Out on the plains a river is shining like poured metal now that starlight has caught it at the right angle and hundreds of bats can be seen passing over the sheetwater on their leather wings as they hunt for moths. Just ahead of them a church has come into view and then Basie has to bring the car to a sudden screeching halt. A bearded man, of Rohan’s own age, has appeared before the vehicle, crossing the road less than five yards ahead. He carries a weak lamp whose flame is lost in the white glare of the headlights, and he presents an extraordinary sight because he is bound heavily in thick chains.

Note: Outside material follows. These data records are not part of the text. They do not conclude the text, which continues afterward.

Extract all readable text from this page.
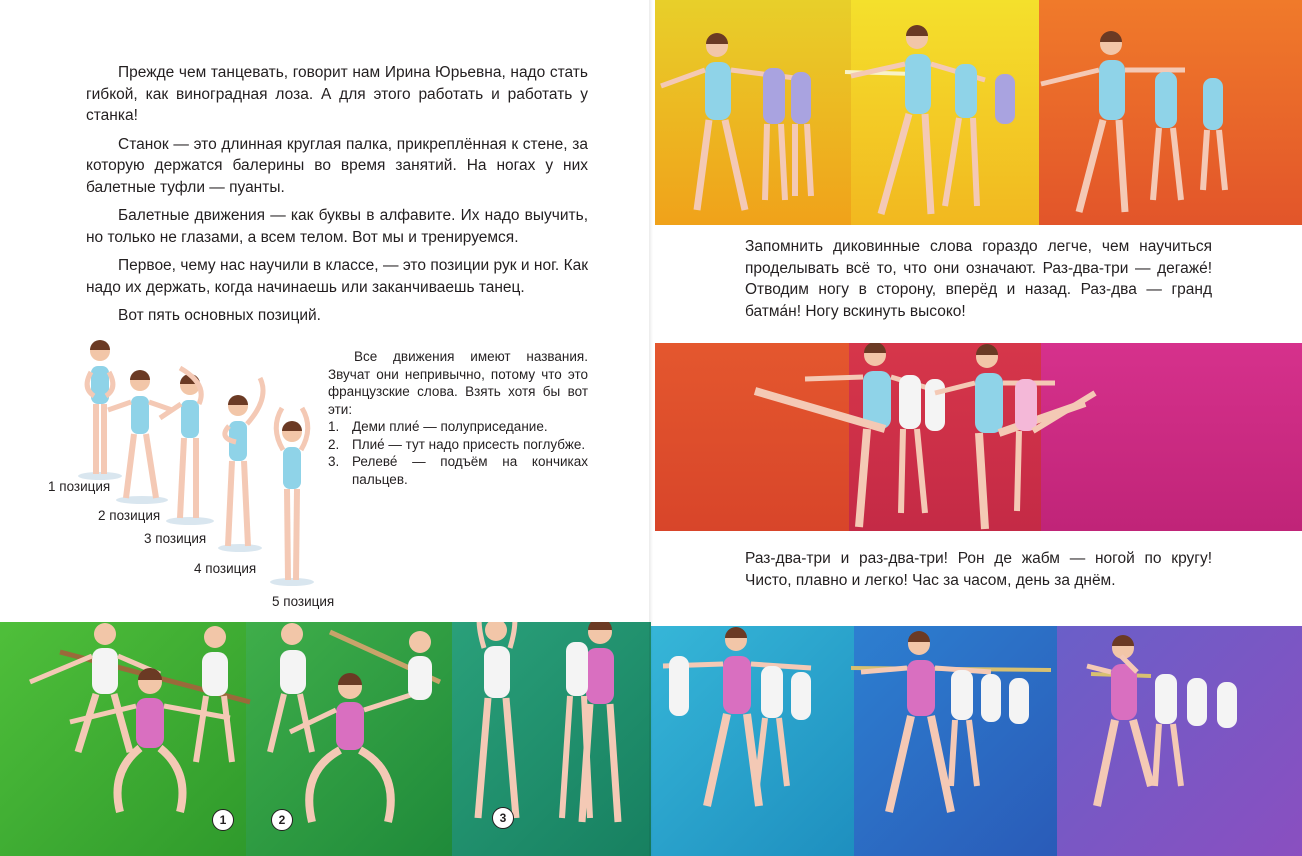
Прежде чем танцевать, говорит нам Ирина Юрьевна, надо стать гибкой, как виноградная лоза. А для этого работать и работать у станка!

Станок — это длинная круглая палка, прикреплённая к стене, за которую держатся балерины во время занятий. На ногах у них балетные туфли — пуанты.

Балетные движения — как буквы в алфавите. Их надо выучить, но только не глазами, а всем телом. Вот мы и тренируемся.

Первое, чему нас научили в классе, — это позиции рук и ног. Как надо их держать, когда начинаешь или заканчиваешь танец.

Вот пять основных позиций.

1 позиция
2 позиция
3 позиция
4 позиция
5 позиция

Все движения имеют названия. Звучат они непривычно, потому что это французские слова. Взять хотя бы вот эти:

1. Деми плие́ — полуприседание.
2. Плие́ — тут надо присесть поглубже.
3. Релеве́ — подъём на кончиках пальцев.
1	2	3

Запомнить диковинные слова гораздо легче, чем научиться проделывать всё то, что они означают. Раз-два-три — дегаже́! Отводим ногу в сторону, вперёд и назад. Раз-два — гранд батма́н! Ногу вскинуть высоко!

Раз-два-три и раз-два-три! Рон де жабм — ногой по кругу! Чисто, плавно и легко! Час за часом, день за днём.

They are wrapped around his torso like thread on a spool, covering the entire area from his hipbones to his armpits. At least two dozen chains also hang from a metal ring around his neck – they fall to just below his knees and then rise, half of them joining a ring that he wears on his left wrist, the other half attaching themselves to the right wrist.

He looks directly at Rohan as everyone in the car recovers from the shock.

‘Should we get out and help him?’ Yasmin asks.

‘He just needs time to get across, I imagine.’ Basie looks back to see if there are any vehicles behind them but there is nothing and the man is in no danger.

Basie makes a small courteous detour around him and he doesn’t acknowledge them as he continues his slow walk to the other edge of the road. His beard is matted and dust-filled like the hair on his head and he is thin, his face deeply lined and sunburnt, but there is a peaceful expression.

A thick metal garment.

‘As a child Mikal thought he was our father,’ Basie says quietly as they leave him behind.

The chains must weigh as much as two healthy men at least and must be a very heavy burden – they account for the slow progress.

‘I have heard about him but never seen him,’ Rohan says, looking back. He is soon lost to view as they pick up speed but then they hear the hard metallic sound like a colossal hammer coming down on an anvil of equal proportions. A noise so loud the air itself bends.

‘Someone just blew up the church,’ Yasmin says.

‘Turn around.’

‘He could be hurt. He was crossing towards it.’

This is the second attack on a church in two days. Yesterday it was during the daylight hours and it had injured several people. Those claiming responsibility had said that since Western Christians were bombing and destroying mosques in Afghanistan, they were beginning a campaign to annihilate churches in Pakistan.

The blaze can be seen from two hundred yards away, the building engulfed in a powerful inferno and the smoke billowing up into the black sky. The explosion was on the ground floor and long flames are emerging from the windows to climb the facade. At the fire’s height the tips of the flames break off again and again, vanishing into the darkness.

They park by the roadside and get out and Rohan feels the light like a hard rain on his face, on his eyes, and he has to look away every few seconds. The fire inside the church is brighter and hotter – the outside flames dull by comparison. One blaze seems to be escaping another more ferocious blaze.

Even though it is night there is soon the beginning of a traffic jam and in the chaos people are getting out to help, bear witness or complain. Yasmin and Basie tell Rohan to stay beside their car as they themselves go forwards, to see if they can be of assistance.